Guisinger’s theory is bolstered by other research. Studies now find that anorexia is, at least in part, genetic, with identical twins much more likely to share the condition than fraternals. There is also evidence than anorexics have conflicting levels of appetite-regulating substances in their brains and stomachs. Their brains’ levels of the neurotransmitters serotonin, dopamine, and norepinephrine are the opposite of what they should be to signal a craving for food. At the same time, their stomachs send out mixed messages, retelling the brain they are full and hungry simultaneously. Essentially, “this means that the person with anorexia is tormented by desire for food she cannot bring herself to eat,” Guisinger says. This odd chemical imbalance could be the biological signature of a need to seek food but not eat it.

In industrialized nations, only compulsively driven perfectionists and those with wasting illnesses would be able to starve enough to activate this mechanism in the first place. And indeed, anorexia sometimes starts when another disease causes dramatic weight loss, Guisinger says.

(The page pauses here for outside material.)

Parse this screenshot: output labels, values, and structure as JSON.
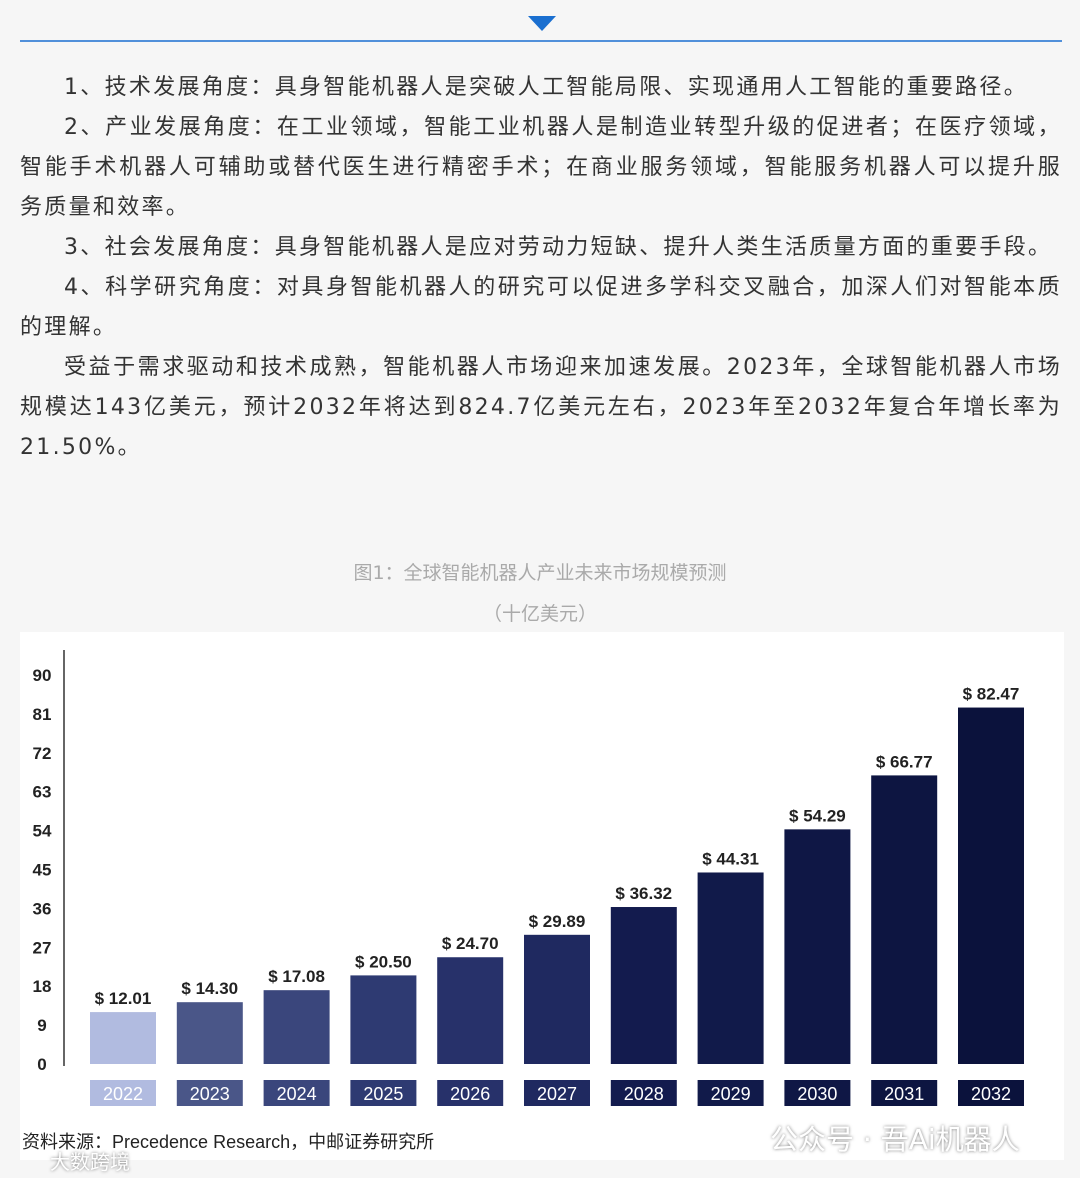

Her theory suggests that current treatments focused on perfectionism or family dysfunction are misguided. Perfectionism may start the disease process, but then biology takes over. Research shows that one new therapy that’s been proven effective teaches those closest to the anorexic to help her to eat – even in adult anorexics, this is usually the mother – and it’s easier to engage mothers in therapy that doesn’t blame them. “Theories on schizophrenia once blamed the ‘schizophrenogenic’ mother….With anorexia, controlling mothers are still the culprit,” says Guisinger, who hopes her ideas will end this view.

But the eating disorder-treatment community – many of whom have spent years working on the assumptions of the perfectionism theory – has responded coolly. William Davis, PhD, the vice president of research and program development of the respected Renfrew Center for eating-disorder treatment, agrees that anorexia is not caused by intrusive parents but thinks that Guisinger’s theory is “irrelevant to clinical practice – it has nothing to do with an anorexic’s experience of herself.”

Research academics in the field, however, are more supportive. “It’s a plausible hypothesis,” says Janet Treasure, PhD, the director of the Eating Disorders Unit at London’s Maudsley Hospital. Evolutionary psychologist Debra Lieberman, PhD, of the University of Hawaii is skeptical but says, “It’s wonderful we’re starting to think about these disorders in an evolutionary light.”